– Да, там. Этим я зарабатываю на жизнь.
Разговор действовал мне на нервы. Из-за этого незнакомца я в течение трех минут почувствовала себя сперва пошлой, затем никчемной. И правда, какой толк от моей работы? Ежемесячная стопочка долларов, которая разлетается без остатка. Но было странно, что это чувство вины вызвал во мне шалопай, наркоман, который наверняка и на это-то не способен. Нет, я ничего не имею против наркотиков, но мне не нравится, когда люди выводят из своих пристрастий целую философию и презирают тех, кто не разделяет ее.

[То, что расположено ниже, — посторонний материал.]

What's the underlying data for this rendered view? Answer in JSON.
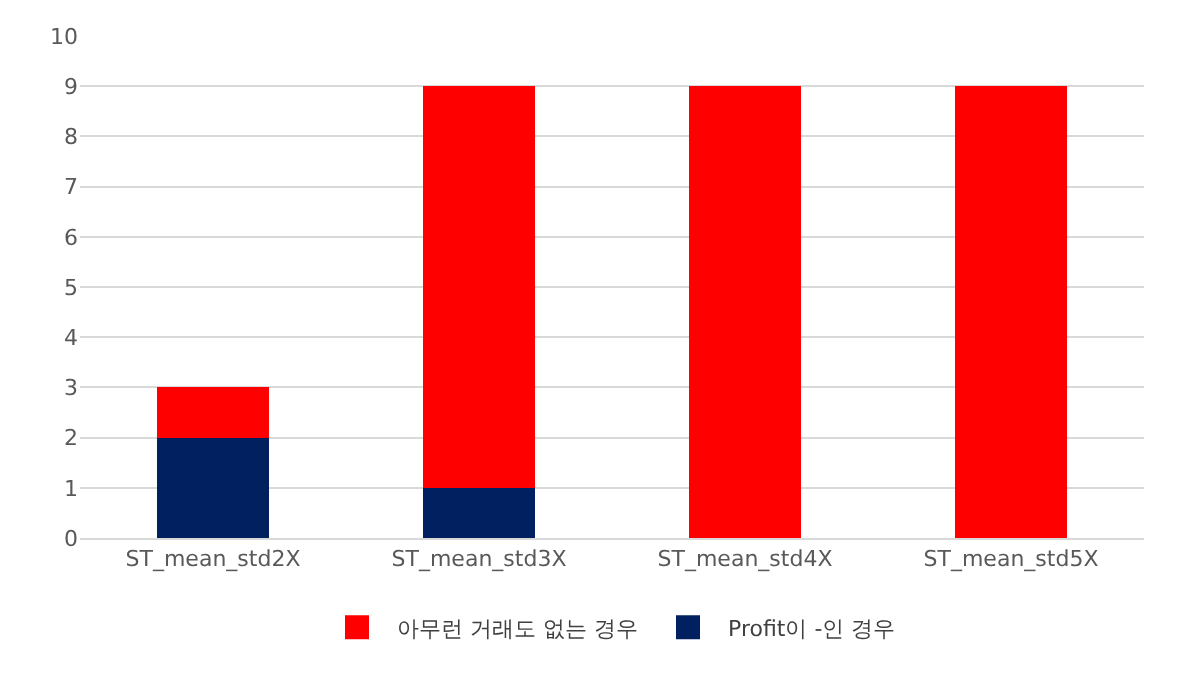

– Зарабатывать на жизнь… – мечтательно повторил он. – Зарабатывать на жизнь…
– Так принято, – отозвалась я.
– Досадно! А я бы хотел жить во Флоренции в те времена, когда там было полно людей, которые содержали других. Просто так, задаром.
– Они содержали скульпторов, художников, поэтов. Вы владеете хоть каким-нибудь из этих искусств?
Он покачал головой:
– А может, они еще содержали тех, кто им просто нравился, за так.
Я цинично усмехнулась, совсем как Бэт Дэвис.
– Ну, это и в наше время бывает.
И так же, как он пару минут назад, я мотнула головой в сторону предместья. Он закрыл глаза.
– Я ведь сказал: просто так. А это – не просто…
Он так убежденно произнес «это», что у меня сразу зародилось множество предположений, одно другого романтичнее.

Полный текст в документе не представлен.